My important place【D.Gray-man】
第48章 フェイク・ラバー
「っ…ちが、う」
「何が違うってんだ」
「違う、よ」
「理屈になってない」
「っ…」
容赦なく切り捨てる神田には、取り繕う暇もない。
声は冷たいものなのに、触れる手は体を熱くさせる。
(ユウだから、こんなに、なるのに)
喉元まで出掛かったその言葉を、雪は唇を噛み呑み込んだ。
薬の効果はあれど、フレッドに触れられても燻る熱など感じなかった。
微かな刺激でここまで煽られるのは、相手が神田だからだ。
何度もその腕に抱かれ染み込ませられた快楽は、彼だからこそ引き出せる。
そこには確かな神田への想いがあるからこそ。
なのに、今は暗く沈む想いしか感じられない。
「も、やめて…」
「………」
「ユ…っぅ、あッ」
無言のまま、神田の手が胸元のバスローブの隙間から滑り込む。
直に胸を掌で覆われ先端を摘まれただけで、体は大きく跳ねた。
息は乱れ、肌は高揚し、明らかに快楽を感じているサインを表す。
バスローブと同様に肌蹴けて波打つシーツの上で、雪は神田に組み敷かれたまま抵抗の嬌声を上げ続けた。

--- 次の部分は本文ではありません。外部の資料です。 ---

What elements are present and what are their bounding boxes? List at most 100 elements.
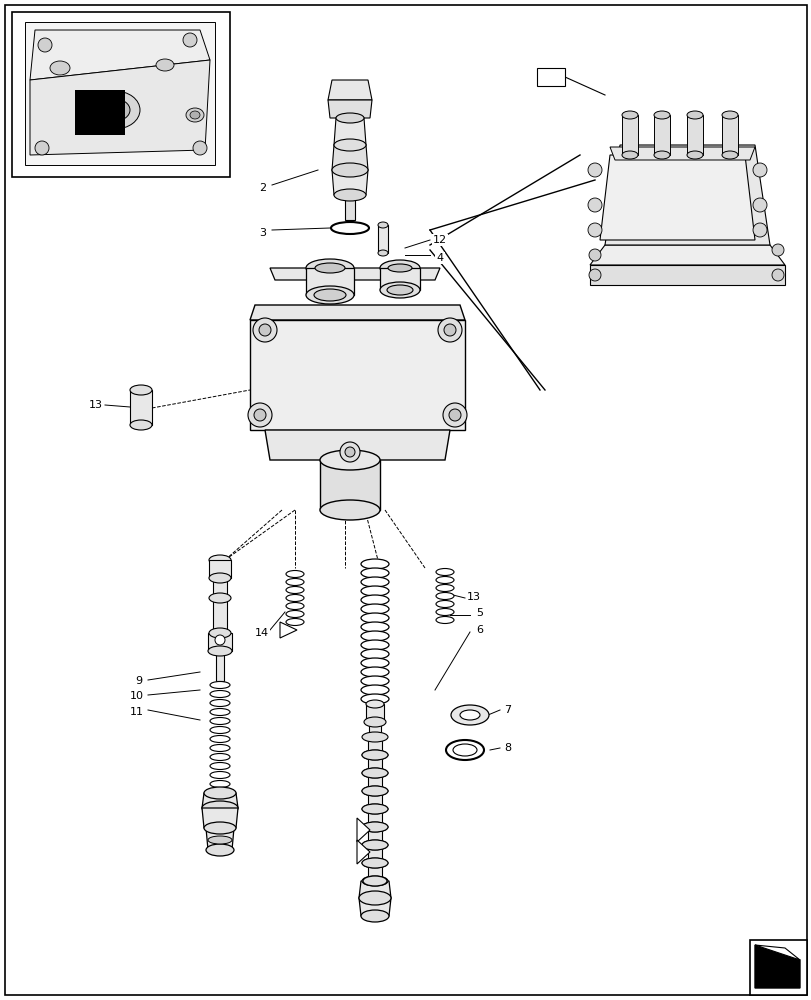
Circle shape bbox=[444, 324, 456, 336]
Ellipse shape bbox=[436, 584, 453, 591]
Ellipse shape bbox=[208, 593, 230, 603]
Ellipse shape bbox=[362, 768, 388, 778]
Bar bbox=[12, 12, 230, 177]
Polygon shape bbox=[357, 818, 370, 842]
Ellipse shape bbox=[362, 858, 388, 868]
Ellipse shape bbox=[130, 420, 152, 430]
Circle shape bbox=[752, 198, 766, 212]
Polygon shape bbox=[202, 808, 238, 828]
Polygon shape bbox=[358, 898, 391, 916]
Polygon shape bbox=[590, 265, 784, 285]
Circle shape bbox=[345, 447, 354, 457]
Bar bbox=[367, 791, 381, 809]
Ellipse shape bbox=[210, 754, 230, 760]
Ellipse shape bbox=[721, 151, 737, 159]
Circle shape bbox=[247, 403, 272, 427]
Ellipse shape bbox=[306, 286, 354, 304]
Ellipse shape bbox=[333, 139, 366, 151]
Ellipse shape bbox=[210, 700, 230, 706]
Text: 8: 8 bbox=[504, 743, 511, 753]
Ellipse shape bbox=[366, 700, 384, 708]
Polygon shape bbox=[270, 268, 440, 280]
Ellipse shape bbox=[361, 613, 388, 623]
Ellipse shape bbox=[436, 568, 453, 576]
Ellipse shape bbox=[208, 555, 230, 565]
Ellipse shape bbox=[363, 717, 385, 727]
Bar bbox=[367, 845, 381, 863]
Ellipse shape bbox=[204, 822, 236, 834]
Circle shape bbox=[752, 223, 766, 237]
Ellipse shape bbox=[621, 151, 637, 159]
Ellipse shape bbox=[320, 500, 380, 520]
Text: 10: 10 bbox=[130, 691, 144, 701]
Polygon shape bbox=[306, 268, 354, 295]
Ellipse shape bbox=[320, 450, 380, 470]
Ellipse shape bbox=[621, 111, 637, 119]
Polygon shape bbox=[250, 305, 465, 320]
Polygon shape bbox=[332, 170, 367, 195]
Ellipse shape bbox=[361, 604, 388, 614]
Ellipse shape bbox=[653, 151, 669, 159]
Circle shape bbox=[448, 409, 461, 421]
Ellipse shape bbox=[445, 740, 483, 760]
Ellipse shape bbox=[358, 891, 391, 905]
Bar bbox=[536, 68, 564, 86]
Polygon shape bbox=[280, 622, 297, 638]
Ellipse shape bbox=[210, 690, 230, 698]
Bar bbox=[367, 863, 381, 881]
Text: 7: 7 bbox=[504, 705, 511, 715]
Ellipse shape bbox=[130, 385, 152, 395]
Text: 2: 2 bbox=[260, 183, 266, 193]
Circle shape bbox=[193, 141, 207, 155]
Text: 13: 13 bbox=[466, 592, 480, 602]
Ellipse shape bbox=[285, 578, 303, 585]
Ellipse shape bbox=[361, 640, 388, 650]
Ellipse shape bbox=[202, 801, 238, 815]
Ellipse shape bbox=[285, 570, 303, 578]
Bar bbox=[686, 115, 702, 155]
Bar bbox=[208, 560, 230, 578]
Ellipse shape bbox=[361, 622, 388, 632]
Circle shape bbox=[587, 223, 601, 237]
Polygon shape bbox=[332, 145, 367, 170]
Text: 3: 3 bbox=[260, 228, 266, 238]
Circle shape bbox=[437, 318, 461, 342]
Ellipse shape bbox=[362, 750, 388, 760]
Circle shape bbox=[771, 269, 783, 281]
Ellipse shape bbox=[362, 840, 388, 850]
Bar bbox=[208, 633, 232, 651]
Ellipse shape bbox=[285, 594, 303, 601]
Ellipse shape bbox=[361, 667, 388, 677]
Text: 11: 11 bbox=[130, 707, 144, 717]
Ellipse shape bbox=[362, 876, 388, 886]
Ellipse shape bbox=[210, 708, 230, 716]
Ellipse shape bbox=[362, 750, 388, 760]
Ellipse shape bbox=[208, 628, 230, 638]
Ellipse shape bbox=[331, 222, 368, 234]
Bar bbox=[212, 598, 227, 633]
Bar bbox=[367, 827, 381, 845]
Ellipse shape bbox=[363, 876, 387, 886]
Circle shape bbox=[253, 318, 277, 342]
Ellipse shape bbox=[380, 260, 419, 276]
Polygon shape bbox=[206, 828, 234, 850]
Ellipse shape bbox=[285, 602, 303, 609]
Text: 6: 6 bbox=[476, 625, 483, 635]
Polygon shape bbox=[357, 840, 370, 864]
Ellipse shape bbox=[204, 787, 236, 799]
Ellipse shape bbox=[380, 282, 419, 298]
Polygon shape bbox=[609, 147, 754, 160]
Circle shape bbox=[35, 141, 49, 155]
Bar bbox=[368, 722, 380, 737]
Ellipse shape bbox=[686, 151, 702, 159]
Ellipse shape bbox=[208, 836, 232, 844]
Bar bbox=[749, 940, 806, 995]
Ellipse shape bbox=[460, 710, 479, 720]
Polygon shape bbox=[264, 430, 449, 460]
Ellipse shape bbox=[436, 600, 453, 607]
Ellipse shape bbox=[362, 822, 388, 832]
Polygon shape bbox=[590, 245, 784, 265]
Polygon shape bbox=[604, 145, 769, 245]
Ellipse shape bbox=[210, 780, 230, 787]
Polygon shape bbox=[30, 60, 210, 155]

乳房を鷲掴むようにして揉まれると体は震え、胸の先端を強く指の腹で擦られると体は跳ねる。
神田が与えてくる刺激一つ一つに、まるで自身の奥底から一つ一つ溶かされていくようだ。
それでも力の入らない体に鞭打ち、身を捩り神田に背を向ける。
弱々しくもシーツを掴み神田の下から抜け出そうとすると、背中に伸し掛かるようにして密着する大きな体。
「濡れてるな」
「っ」
耳元でぼそりと囁く低い声にでさえ、肌が粟立つ。
肌を弄る指先がショーツの上から、秘部の入口をなぞる。
薄い布生地の奥が熱く熟していることは、雪自身も理解していた。
それでも首を弱く横に振る雪の耳に届いたのは、カチャリとバックルを外す音。
「ッあ"…!」
その音がなんなのか理解する前に、体に電流のような衝撃が走った。
燻って高まっていた熱が、一気に解き放たれたかのような開放感。
逃げ出そうとしていた体は崩れ、びくびくと波打つ。
「は、ぁ…っ…?」
何が起きたのか。
状況が理解できないまま、雪の視界がちかちかと瞬いた。